Tuesday, November 13, 2012
The last week I've been concentrating on Fall clean up in the garden. It is kind of sad pulling up dead and dying annual flowers, removing the moon flower vine from the arbor, and cutting back an overgrown vine. Fall garden chores also included relocating my limelight hydrangea, and planting 3 azaleas purchased earlier this year. I also started a new compost pile in one of my 2 compost bins.
There are many pretty colors provided by the maples, blueberries, crape myrtles, dogwoods and Virginia Sweetspire as I work in the garden. When the leaves fall they need raking, unless like me you put down a pre-emergent. Raking can break the weed-shield provided by the pre-emergent. My husband mulched and bagged the leaves so I could add them to the compost pile I started. In a compost pile, the natural process of decomposition is sped up and you are left with a rich form of organic matter for your flower bed or vegetable patch. Compost also helps soil retain water.
In fact, autumn is a great time to make compost since there is a good mix of leaves, some spent plants and grass clippings. This means you will have a combination of carbon (leaves and other “brown” material) and nitrogen (grass clippings and other “green” material), which produces compost quickly. Keep the pile moist and turn it often, and you will have compost to use in your garden come spring. Or just leave it alone to decompose slowly.Don't compost any diseased plant material.

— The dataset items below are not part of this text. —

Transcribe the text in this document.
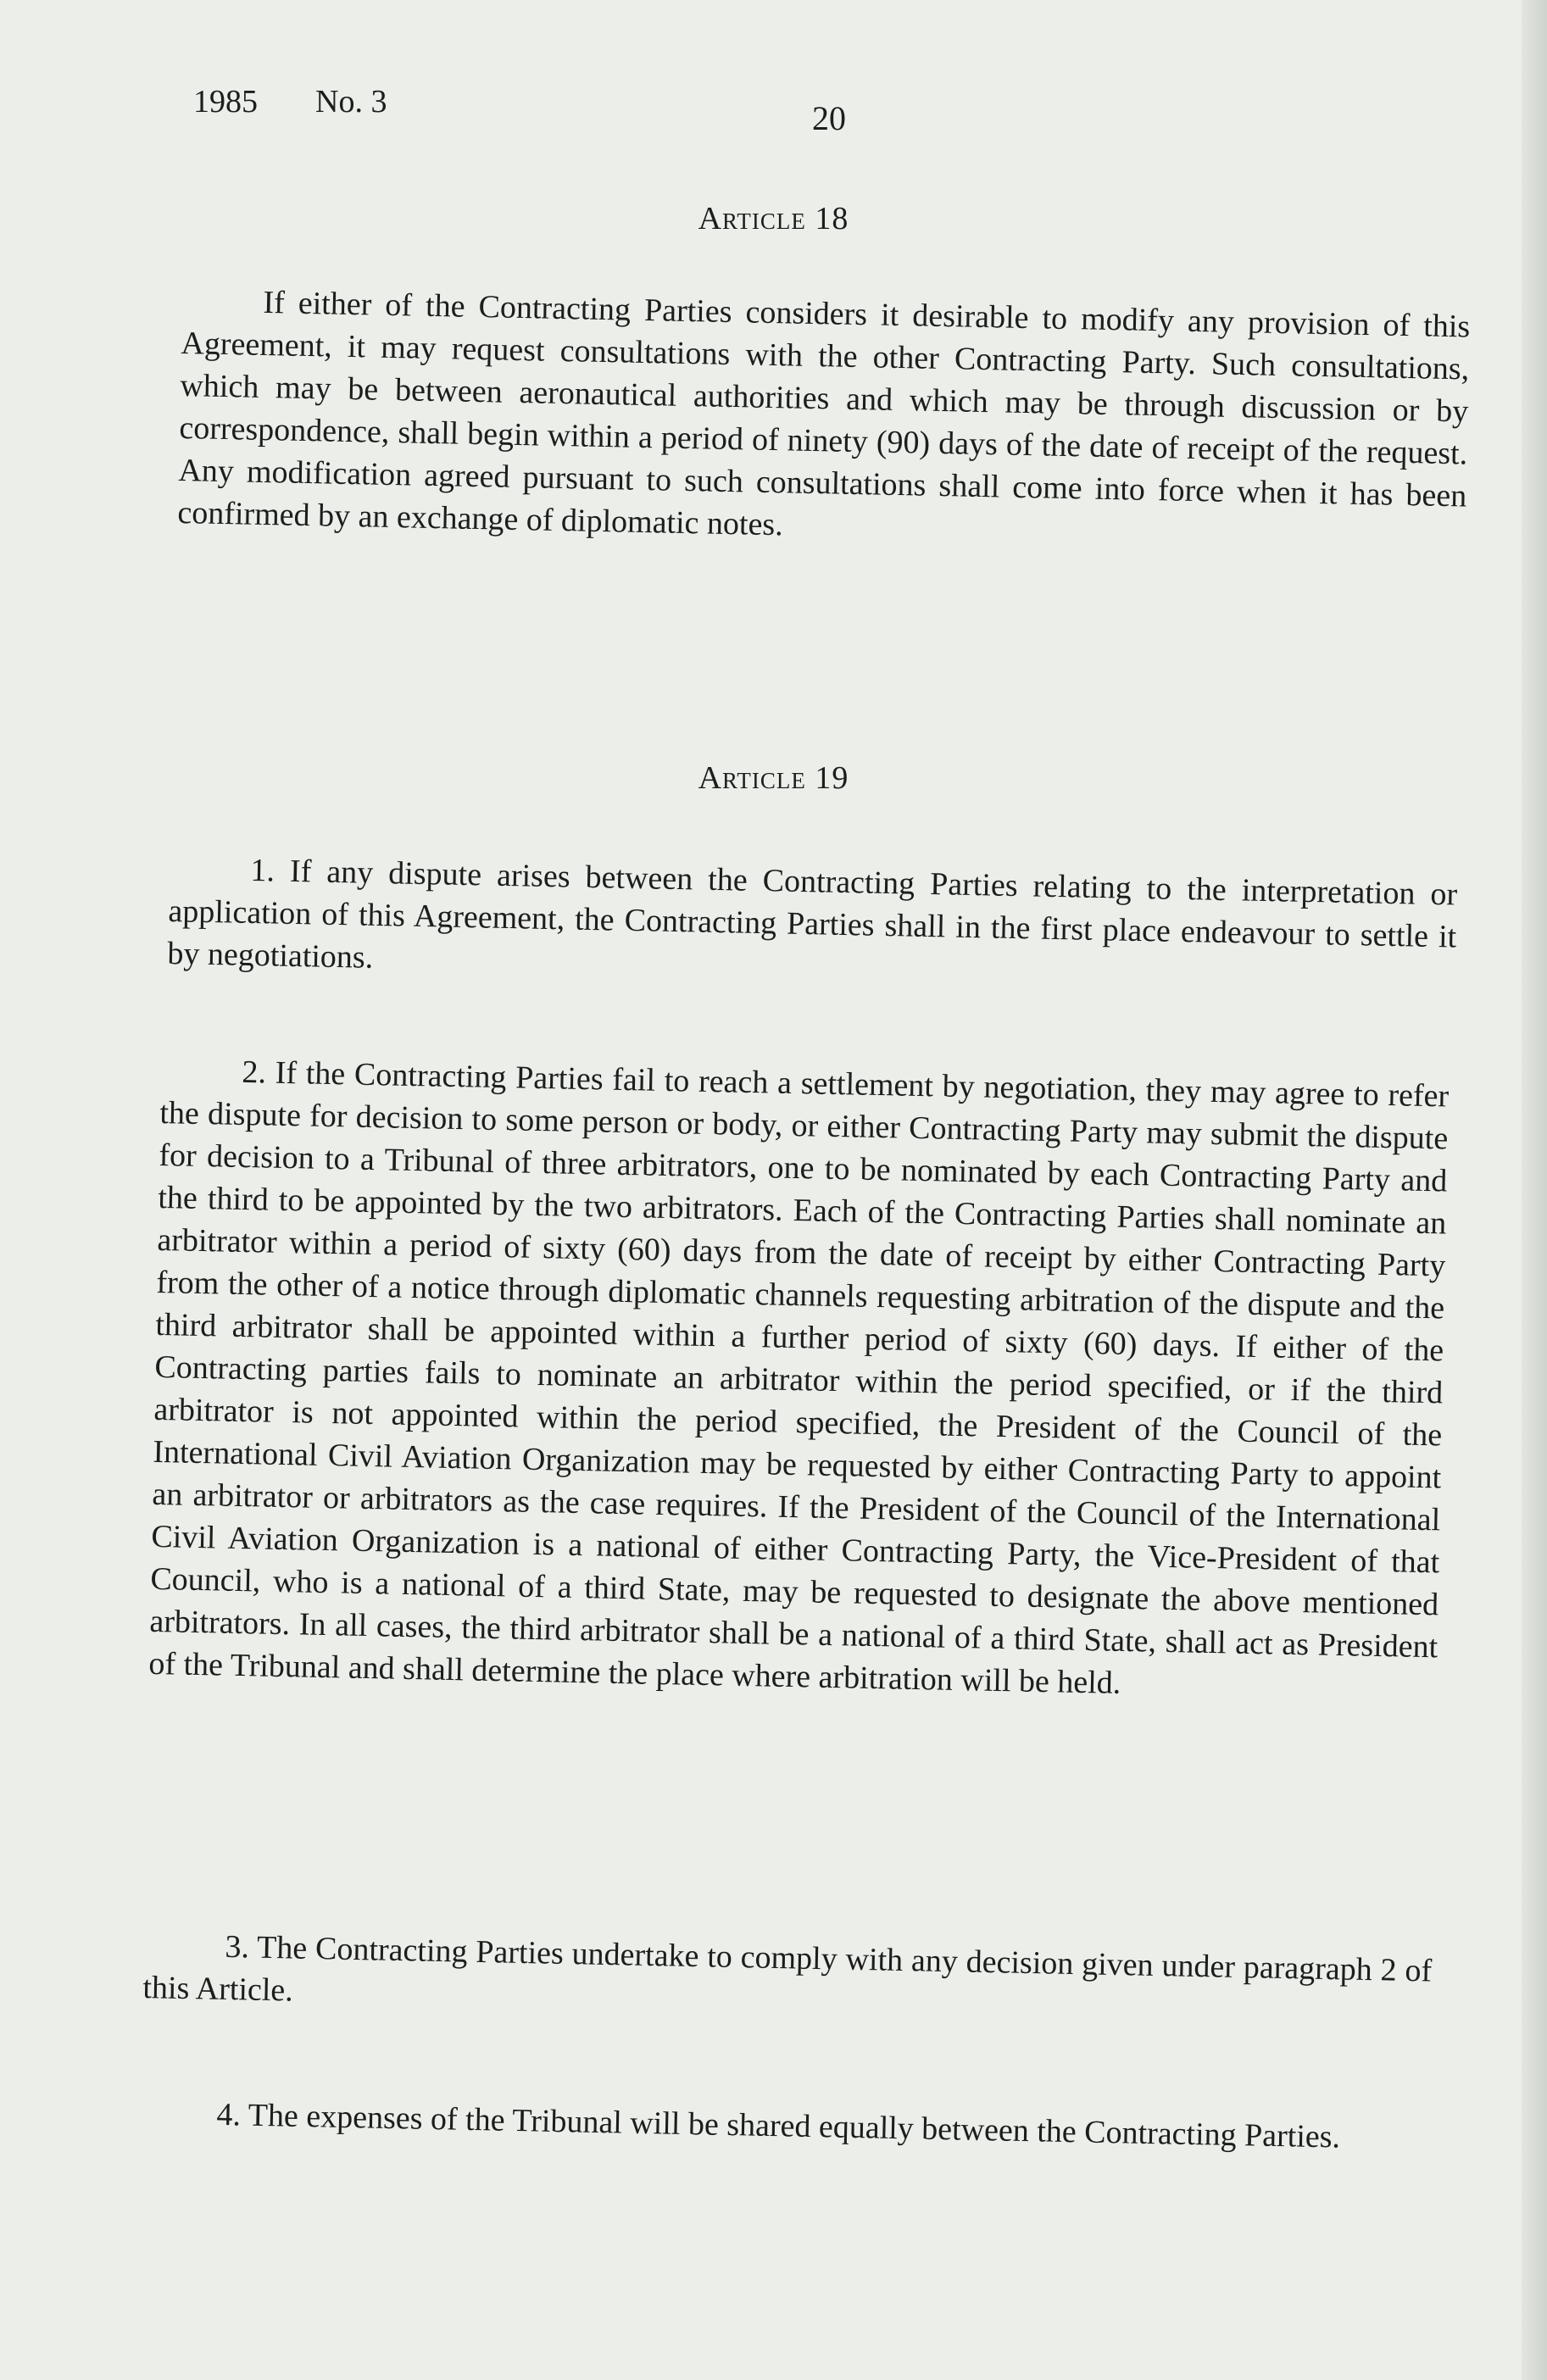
1985 No. 3	20
Article 18
If either of the Contracting Parties considers it desirable to modify any provision of this Agreement, it may request consultations with the other Contracting Party. Such consultations, which may be between aeronautical authorities and which may be through discussion or by correspondence, shall begin within a period of ninety (90) days of the date of receipt of the request. Any modification agreed pursuant to such consultations shall come into force when it has been confirmed by an exchange of diplomatic notes.
Article 19
1. If any dispute arises between the Contracting Parties relating to the interpretation or application of this Agreement, the Contracting Parties shall in the first place endeavour to settle it by negotiations.
2. If the Contracting Parties fail to reach a settlement by negotiation, they may agree to refer the dispute for decision to some person or body, or either Contracting Party may submit the dispute for decision to a Tribunal of three arbitrators, one to be nominated by each Contracting Party and the third to be appointed by the two arbitrators. Each of the Contracting Parties shall nominate an arbitrator within a period of sixty (60) days from the date of receipt by either Contracting Party from the other of a notice through diplomatic channels requesting arbitration of the dispute and the third arbitrator shall be appointed within a further period of sixty (60) days. If either of the Contracting parties fails to nominate an arbitrator within the period specified, or if the third arbitrator is not appointed within the period specified, the President of the Council of the International Civil Aviation Organization may be requested by either Contracting Party to appoint an arbitrator or arbitrators as the case requires. If the President of the Council of the International Civil Aviation Organization is a national of either Contracting Party, the Vice-President of that Council, who is a national of a third State, may be requested to designate the above mentioned arbitrators. In all cases, the third arbitrator shall be a national of a third State, shall act as President of the Tribunal and shall determine the place where arbitration will be held.
3. The Contracting Parties undertake to comply with any decision given under paragraph 2 of this Article.
4. The expenses of the Tribunal will be shared equally between the Contracting Parties.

Some of my garden clean up will go on a brush pile. It will provide winter quarters for lizards, frogs, toads and small mammals such as chipmunks and rabbits, as well as bumblebees and other native bees. The leaves and other dead vegetation are like a “down comforter” for winter wildlife. You can Start your own brush pile with a layer of loosely stacked or crisscrossed branches, and add stalks and leaves on top.
When autumn approaches, I stop removing some spent flowers and let them to go to seed and only remove diseased plant parts and leave the rest standing in some areas of the garden. I don't like the sight of brown stems but like to leave some of them as cozy winter nests for wildlife. Lady beetles, butterflies and other insects will bed down among the stalks during the cold season. Siskins and other birds will dine on the seeds of sunflowers, cone flowers, grasses and other plants.
Using these clean up ideas will not only produce less of the waste clogging up landfills, you also will protect your plants and enrich your soil, while providing a winter welcome mat for wildlife.